Sunflower Showerhead
Hard water deposits are often visible on showerheads and handheld showers as white build-up around nozzles where water is discharged. The build-up can clog nozzles or cause erratic spray patterns. Soaking a showerhead overnight in distilled white vinegar will dissolve mineral deposits or loosen them so they can be gently brushed away from nozzles. If this does not improve flow, hard water debris may be blocking the showerhead's flow restrictor. Modern showerheads, including antique reproduction showerheads for clawfoot tub showers, have flow restrictors integrated in them to conserve water. Essentially, a showerhead flow restrictor is a disk with a small hole in it. The small hole in the disk limits the amount of water that passes through the disk but it can also be easily clogged by debris in hard water. The flow restrictor is usually located at the threaded end of the showerhead. Soaking the flow restrictor in vinegar and cleaning as previously described will open the port to restore normal flow to the showerhead.


Improving water flow for a clawfoot tub faucet is often as easy as cleaning the aerator. Aerators are installed on the end of faucet spouts to mix air into water to reduce splashing and create the perception of greater water pressure. When sediment from hard water gets trapped in the aerator, water flow is actually restricted by the aerator. Uninstall the aerator from the end of the spout and clean it just as described for a showerhead.

Thermostatic Clawfoot Tub Faucet
Our final hard water victim is faucet valves. Just as we described how hard water deposits and debris can block the port in showerhead flow restrictors, it can also block clawfoot tub faucet valves. The build-up around valves will not be as easily detected as it is on showerheads and aerators because valves are internal but reduced flow or irregular flow are strong indicators that valves are blocked by hard water buildup. Antique clawfoot tub faucets with compression valves are particularly susceptible to hard water because the minerals deteriorate rubber washers causing the faucet to drip. Hard water can also be especially problematic for thermostatic clawfoot tub faucets and showers because they include additional check valves that are easily overlooked when troubleshooting flow issues. The check valves, or vacuum breakers, are integrated into the inlets on thermostatic clawfoot tub faucets to provide anti-siphon protection. If check valves get blocked by hard water deposits they will prevent water from reaching the thermostatic mixing valve. If you have a thermostatic faucet that isn't mixing correctly, there is a good chance that it is because one or both check valves are clogged.

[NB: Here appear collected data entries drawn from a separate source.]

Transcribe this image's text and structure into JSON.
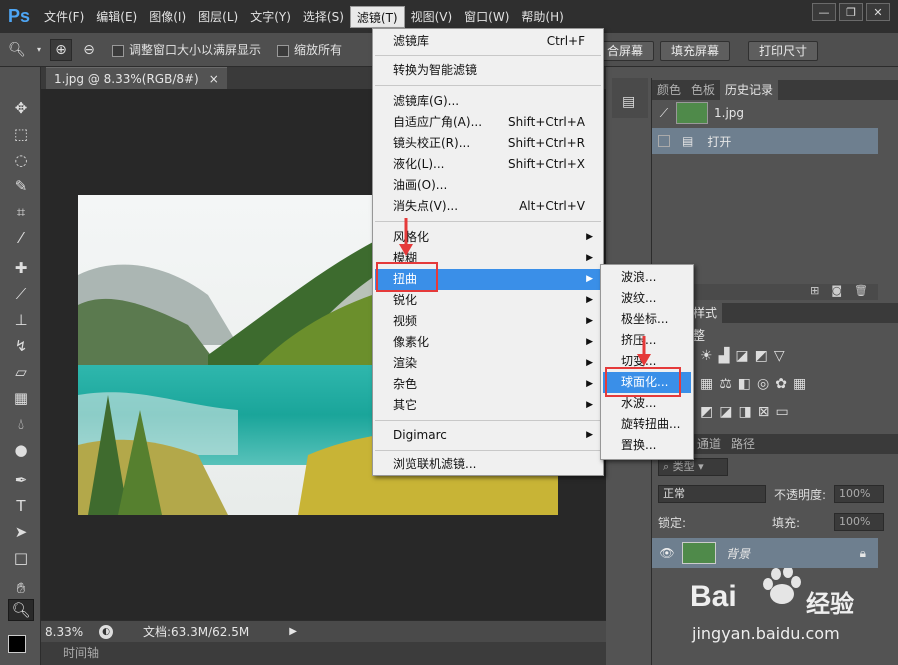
{
  "app": {
    "logo": "Ps",
    "menubar": [
      "文件(F)",
      "编辑(E)",
      "图像(I)",
      "图层(L)",
      "文字(Y)",
      "选择(S)",
      "滤镜(T)",
      "视图(V)",
      "窗口(W)",
      "帮助(H)"
    ],
    "window_controls": [
      "—",
      "❐",
      "✕"
    ]
  },
  "options": {
    "checkbox1": "调整窗口大小以满屏显示",
    "checkbox2": "缩放所有",
    "btn_fit": "合屏幕",
    "btn_fill": "填充屏幕",
    "btn_print": "打印尺寸"
  },
  "document": {
    "tab_title": "1.jpg @ 8.33%(RGB/8#)",
    "tab_close": "×",
    "zoom": "8.33%",
    "doc_size": "文档:63.3M/62.5M",
    "timeline": "时间轴"
  },
  "filter_menu": {
    "items": [
      {
        "label": "滤镜库",
        "shortcut": "Ctrl+F"
      },
      {
        "label": "转换为智能滤镜",
        "shortcut": ""
      },
      {
        "label": "滤镜库(G)...",
        "shortcut": ""
      },
      {
        "label": "自适应广角(A)...",
        "shortcut": "Shift+Ctrl+A"
      },
      {
        "label": "镜头校正(R)...",
        "shortcut": "Shift+Ctrl+R"
      },
      {
        "label": "液化(L)...",
        "shortcut": "Shift+Ctrl+X"
      },
      {
        "label": "油画(O)...",
        "shortcut": ""
      },
      {
        "label": "消失点(V)...",
        "shortcut": "Alt+Ctrl+V"
      },
      {
        "label": "风格化",
        "shortcut": ""
      },
      {
        "label": "模糊",
        "shortcut": ""
      },
      {
        "label": "扭曲",
        "shortcut": ""
      },
      {
        "label": "锐化",
        "shortcut": ""
      },
      {
        "label": "视频",
        "shortcut": ""
      },
      {
        "label": "像素化",
        "shortcut": ""
      },
      {
        "label": "渲染",
        "shortcut": ""
      },
      {
        "label": "杂色",
        "shortcut": ""
      },
      {
        "label": "其它",
        "shortcut": ""
      },
      {
        "label": "Digimarc",
        "shortcut": ""
      },
      {
        "label": "浏览联机滤镜...",
        "shortcut": ""
      }
    ]
  },
  "distort_submenu": {
    "items": [
      "波浪...",
      "波纹...",
      "极坐标...",
      "挤压...",
      "切变...",
      "球面化...",
      "水波...",
      "旋转扭曲...",
      "置换..."
    ]
  },
  "panels": {
    "tabs_top": [
      "颜色",
      "色板",
      "历史记录"
    ],
    "history_snapshot": "1.jpg",
    "history_step": "打开",
    "tabs_mid": [
      "样式"
    ],
    "adjust_title": "整",
    "tabs_layers": [
      "通道",
      "路径"
    ],
    "filter_kind": "类型",
    "blend_mode": "正常",
    "opacity_label": "不透明度:",
    "opacity_value": "100%",
    "lock_label": "锁定:",
    "fill_label": "填充:",
    "fill_value": "100%",
    "layer_name": "背景"
  },
  "watermark": {
    "brand": "Bai",
    "brand2": "经验",
    "url": "jingyan.baidu.com"
  },
  "colors": {
    "highlight": "#3a8fe8",
    "annotation_red": "#e53a3a",
    "ps_blue": "#4ea6f5"
  }
}
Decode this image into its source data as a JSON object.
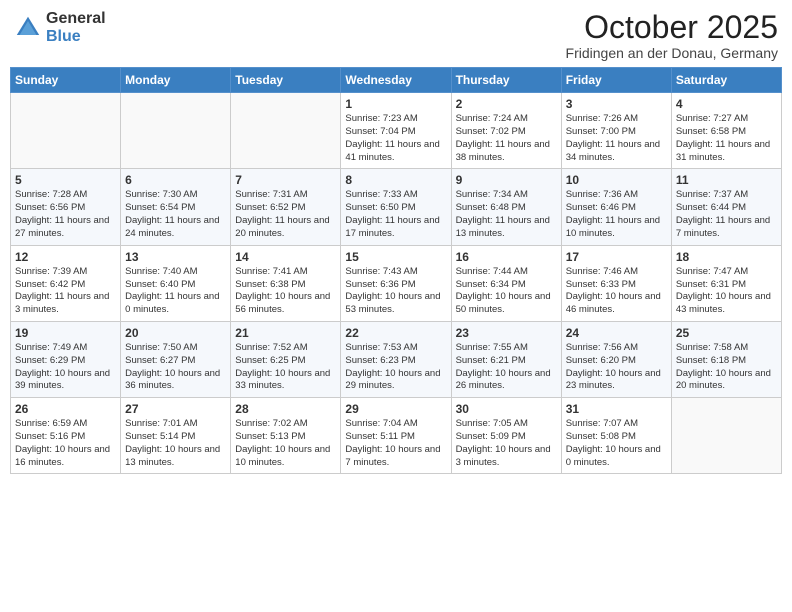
{
  "header": {
    "logo_general": "General",
    "logo_blue": "Blue",
    "month_title": "October 2025",
    "location": "Fridingen an der Donau, Germany"
  },
  "weekdays": [
    "Sunday",
    "Monday",
    "Tuesday",
    "Wednesday",
    "Thursday",
    "Friday",
    "Saturday"
  ],
  "weeks": [
    [
      {
        "day": "",
        "info": ""
      },
      {
        "day": "",
        "info": ""
      },
      {
        "day": "",
        "info": ""
      },
      {
        "day": "1",
        "info": "Sunrise: 7:23 AM\nSunset: 7:04 PM\nDaylight: 11 hours and 41 minutes."
      },
      {
        "day": "2",
        "info": "Sunrise: 7:24 AM\nSunset: 7:02 PM\nDaylight: 11 hours and 38 minutes."
      },
      {
        "day": "3",
        "info": "Sunrise: 7:26 AM\nSunset: 7:00 PM\nDaylight: 11 hours and 34 minutes."
      },
      {
        "day": "4",
        "info": "Sunrise: 7:27 AM\nSunset: 6:58 PM\nDaylight: 11 hours and 31 minutes."
      }
    ],
    [
      {
        "day": "5",
        "info": "Sunrise: 7:28 AM\nSunset: 6:56 PM\nDaylight: 11 hours and 27 minutes."
      },
      {
        "day": "6",
        "info": "Sunrise: 7:30 AM\nSunset: 6:54 PM\nDaylight: 11 hours and 24 minutes."
      },
      {
        "day": "7",
        "info": "Sunrise: 7:31 AM\nSunset: 6:52 PM\nDaylight: 11 hours and 20 minutes."
      },
      {
        "day": "8",
        "info": "Sunrise: 7:33 AM\nSunset: 6:50 PM\nDaylight: 11 hours and 17 minutes."
      },
      {
        "day": "9",
        "info": "Sunrise: 7:34 AM\nSunset: 6:48 PM\nDaylight: 11 hours and 13 minutes."
      },
      {
        "day": "10",
        "info": "Sunrise: 7:36 AM\nSunset: 6:46 PM\nDaylight: 11 hours and 10 minutes."
      },
      {
        "day": "11",
        "info": "Sunrise: 7:37 AM\nSunset: 6:44 PM\nDaylight: 11 hours and 7 minutes."
      }
    ],
    [
      {
        "day": "12",
        "info": "Sunrise: 7:39 AM\nSunset: 6:42 PM\nDaylight: 11 hours and 3 minutes."
      },
      {
        "day": "13",
        "info": "Sunrise: 7:40 AM\nSunset: 6:40 PM\nDaylight: 11 hours and 0 minutes."
      },
      {
        "day": "14",
        "info": "Sunrise: 7:41 AM\nSunset: 6:38 PM\nDaylight: 10 hours and 56 minutes."
      },
      {
        "day": "15",
        "info": "Sunrise: 7:43 AM\nSunset: 6:36 PM\nDaylight: 10 hours and 53 minutes."
      },
      {
        "day": "16",
        "info": "Sunrise: 7:44 AM\nSunset: 6:34 PM\nDaylight: 10 hours and 50 minutes."
      },
      {
        "day": "17",
        "info": "Sunrise: 7:46 AM\nSunset: 6:33 PM\nDaylight: 10 hours and 46 minutes."
      },
      {
        "day": "18",
        "info": "Sunrise: 7:47 AM\nSunset: 6:31 PM\nDaylight: 10 hours and 43 minutes."
      }
    ],
    [
      {
        "day": "19",
        "info": "Sunrise: 7:49 AM\nSunset: 6:29 PM\nDaylight: 10 hours and 39 minutes."
      },
      {
        "day": "20",
        "info": "Sunrise: 7:50 AM\nSunset: 6:27 PM\nDaylight: 10 hours and 36 minutes."
      },
      {
        "day": "21",
        "info": "Sunrise: 7:52 AM\nSunset: 6:25 PM\nDaylight: 10 hours and 33 minutes."
      },
      {
        "day": "22",
        "info": "Sunrise: 7:53 AM\nSunset: 6:23 PM\nDaylight: 10 hours and 29 minutes."
      },
      {
        "day": "23",
        "info": "Sunrise: 7:55 AM\nSunset: 6:21 PM\nDaylight: 10 hours and 26 minutes."
      },
      {
        "day": "24",
        "info": "Sunrise: 7:56 AM\nSunset: 6:20 PM\nDaylight: 10 hours and 23 minutes."
      },
      {
        "day": "25",
        "info": "Sunrise: 7:58 AM\nSunset: 6:18 PM\nDaylight: 10 hours and 20 minutes."
      }
    ],
    [
      {
        "day": "26",
        "info": "Sunrise: 6:59 AM\nSunset: 5:16 PM\nDaylight: 10 hours and 16 minutes."
      },
      {
        "day": "27",
        "info": "Sunrise: 7:01 AM\nSunset: 5:14 PM\nDaylight: 10 hours and 13 minutes."
      },
      {
        "day": "28",
        "info": "Sunrise: 7:02 AM\nSunset: 5:13 PM\nDaylight: 10 hours and 10 minutes."
      },
      {
        "day": "29",
        "info": "Sunrise: 7:04 AM\nSunset: 5:11 PM\nDaylight: 10 hours and 7 minutes."
      },
      {
        "day": "30",
        "info": "Sunrise: 7:05 AM\nSunset: 5:09 PM\nDaylight: 10 hours and 3 minutes."
      },
      {
        "day": "31",
        "info": "Sunrise: 7:07 AM\nSunset: 5:08 PM\nDaylight: 10 hours and 0 minutes."
      },
      {
        "day": "",
        "info": ""
      }
    ]
  ]
}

The location of check valves varies depending on the faucet and cleaning them is best left to an experienced, licensed plumber.

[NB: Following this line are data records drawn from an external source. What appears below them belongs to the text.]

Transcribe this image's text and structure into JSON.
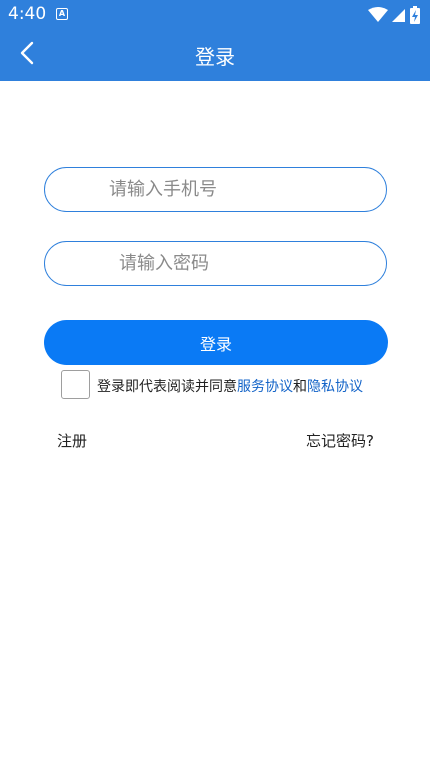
{
  "status_bar": {
    "time": "4:40",
    "notification_icon": "A"
  },
  "header": {
    "title": "登录",
    "back_icon": "chevron-left-icon"
  },
  "form": {
    "phone_placeholder": "请输入手机号",
    "phone_value": "",
    "password_placeholder": "请输入密码",
    "password_value": "",
    "login_label": "登录"
  },
  "agreement": {
    "checked": false,
    "prefix": "登录即代表阅读并同意",
    "service_link": "服务协议",
    "conjunction": "和",
    "privacy_link": "隐私协议"
  },
  "footer_links": {
    "register": "注册",
    "forgot": "忘记密码?"
  },
  "colors": {
    "header_bg": "#2f80dc",
    "button_bg": "#0a7af5",
    "link": "#1464c8"
  }
}
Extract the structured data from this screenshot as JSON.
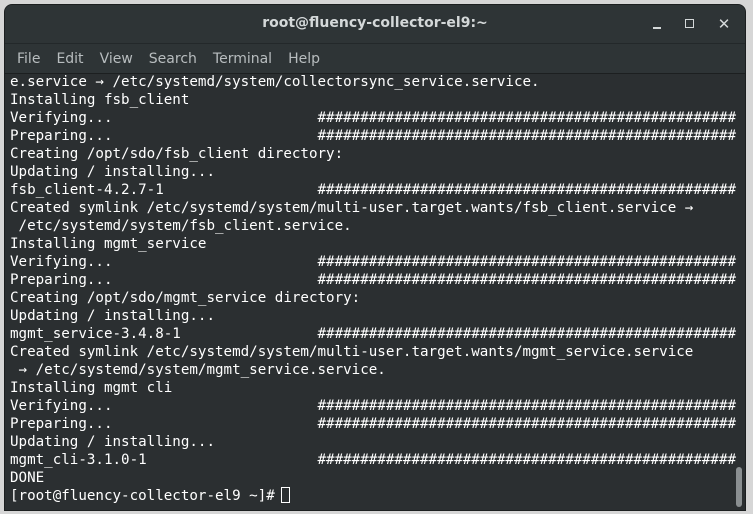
{
  "window": {
    "title": "root@fluency-collector-el9:~",
    "minimize_icon": "minimize-icon",
    "maximize_icon": "maximize-icon",
    "close_icon": "close-icon"
  },
  "menu": {
    "items": [
      "File",
      "Edit",
      "View",
      "Search",
      "Terminal",
      "Help"
    ]
  },
  "terminal": {
    "lines": [
      "e.service → /etc/systemd/system/collectorsync_service.service.",
      "Installing fsb_client",
      "Verifying...                        #################################################",
      "Preparing...                        #################################################",
      "Creating /opt/sdo/fsb_client directory:",
      "Updating / installing...",
      "fsb_client-4.2.7-1                  #################################################",
      "Created symlink /etc/systemd/system/multi-user.target.wants/fsb_client.service →",
      " /etc/systemd/system/fsb_client.service.",
      "Installing mgmt_service",
      "Verifying...                        #################################################",
      "Preparing...                        #################################################",
      "Creating /opt/sdo/mgmt_service directory:",
      "Updating / installing...",
      "mgmt_service-3.4.8-1                #################################################",
      "Created symlink /etc/systemd/system/multi-user.target.wants/mgmt_service.service",
      " → /etc/systemd/system/mgmt_service.service.",
      "Installing mgmt cli",
      "Verifying...                        #################################################",
      "Preparing...                        #################################################",
      "Updating / installing...",
      "mgmt_cli-3.1.0-1                    #################################################",
      "DONE"
    ],
    "prompt": "[root@fluency-collector-el9 ~]#"
  },
  "colors": {
    "background": "#2b2f31",
    "foreground": "#ffffff",
    "titlebar": "#2e3436"
  }
}
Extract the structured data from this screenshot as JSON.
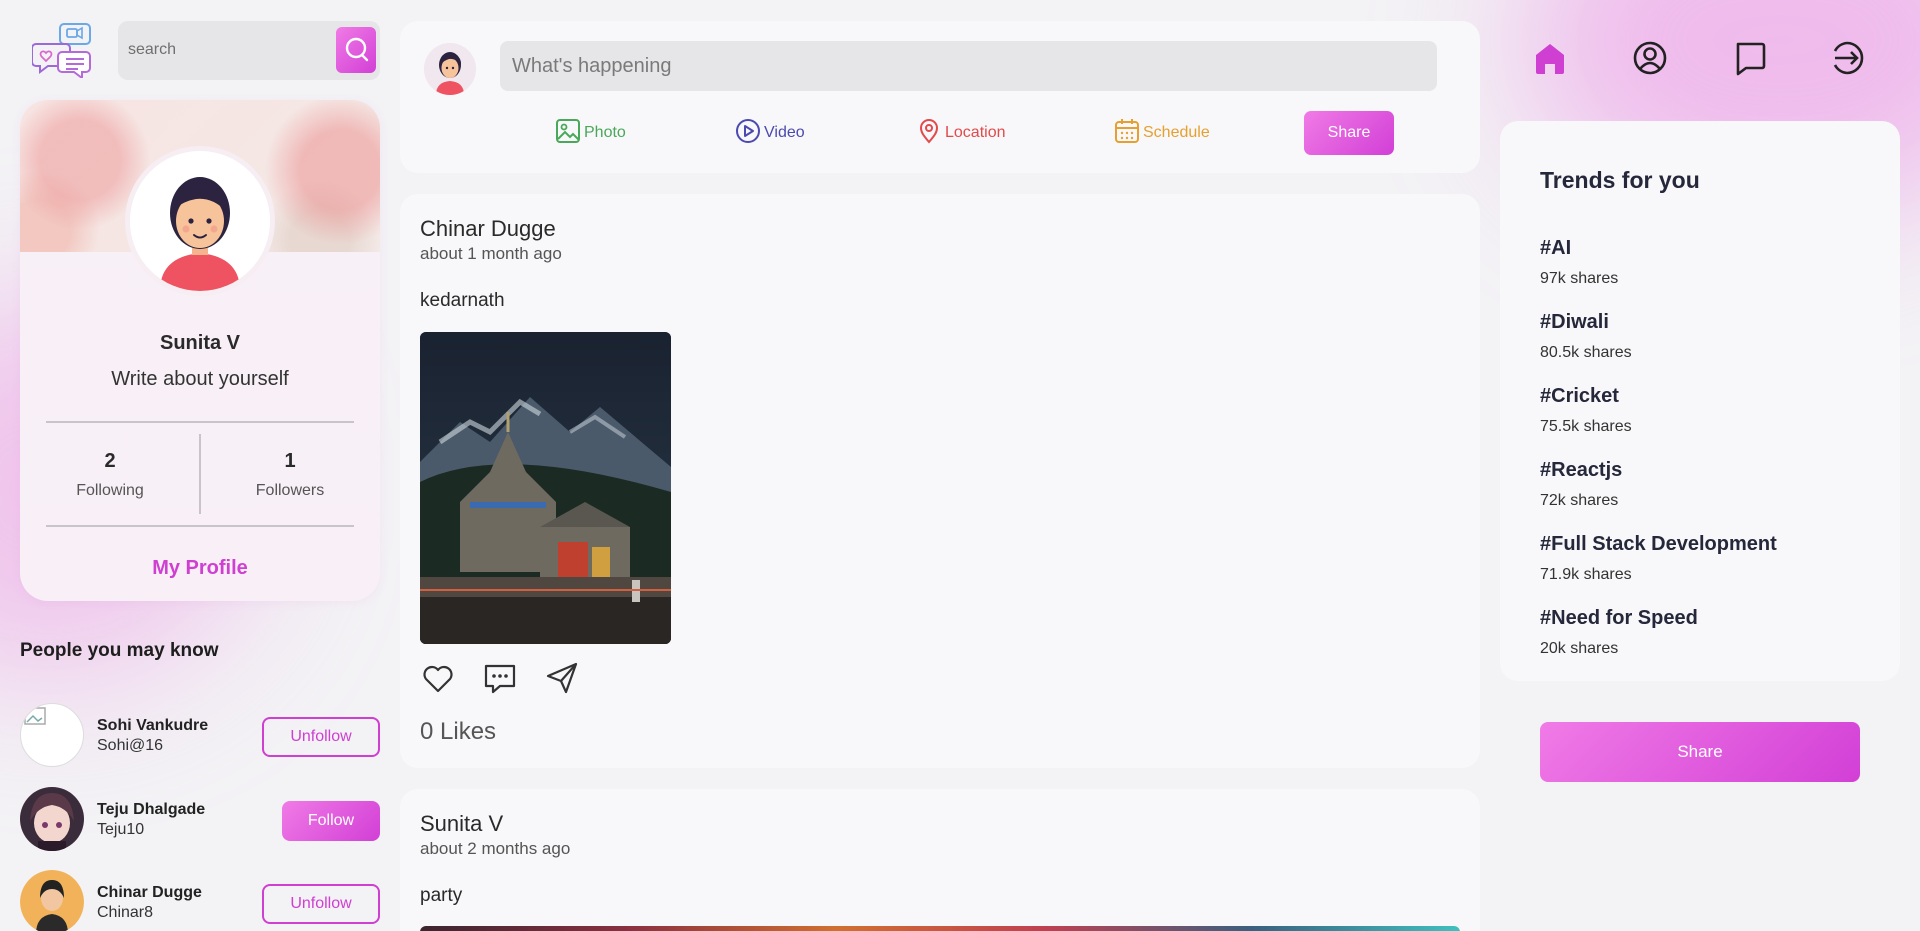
{
  "search": {
    "placeholder": "search"
  },
  "profile": {
    "name": "Sunita V",
    "bio": "Write about yourself",
    "following_count": "2",
    "following_label": "Following",
    "followers_count": "1",
    "followers_label": "Followers",
    "link": "My Profile"
  },
  "people": {
    "title": "People you may know",
    "items": [
      {
        "name": "Sohi Vankudre",
        "handle": "Sohi@16",
        "action": "Unfollow",
        "avatar_icon": "broken-image-icon"
      },
      {
        "name": "Teju Dhalgade",
        "handle": "Teju10",
        "action": "Follow",
        "avatar_icon": "anime-avatar"
      },
      {
        "name": "Chinar Dugge",
        "handle": "Chinar8",
        "action": "Unfollow",
        "avatar_icon": "avatar-orange"
      }
    ]
  },
  "composer": {
    "placeholder": "What's happening",
    "options": {
      "photo": "Photo",
      "video": "Video",
      "location": "Location",
      "schedule": "Schedule"
    },
    "share": "Share"
  },
  "posts": [
    {
      "author": "Chinar Dugge",
      "time": "about 1 month ago",
      "text": "kedarnath",
      "likes": "0 Likes",
      "image": "kedarnath-temple-photo"
    },
    {
      "author": "Sunita V",
      "time": "about 2 months ago",
      "text": "party"
    }
  ],
  "nav": [
    "home-icon",
    "profile-icon",
    "chat-icon",
    "logout-icon"
  ],
  "trends": {
    "title": "Trends for you",
    "items": [
      {
        "tag": "#AI",
        "shares": "97k shares"
      },
      {
        "tag": "#Diwali",
        "shares": "80.5k shares"
      },
      {
        "tag": "#Cricket",
        "shares": "75.5k shares"
      },
      {
        "tag": "#Reactjs",
        "shares": "72k shares"
      },
      {
        "tag": "#Full Stack Development",
        "shares": "71.9k shares"
      },
      {
        "tag": "#Need for Speed",
        "shares": "20k shares"
      }
    ]
  },
  "share_button": "Share",
  "colors": {
    "accent": "#cf3fd2",
    "accent_light": "#f07be6",
    "photo": "#4aa85a",
    "video": "#4a4ab0",
    "location": "#e14b4b",
    "schedule": "#e6a030"
  }
}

Routine maintenance of clawfoot tub faucets and clawfoot tub showers is an important step in reducing flow problems caused by hard water. Clean showerheads and faucet aerators regularly to improve performance and extend the life of your faucets and showers. If removing buildup from aerators and showerheads does not solve flow problems, consult with your trusted plumbing professional for help maintaining faucet valves.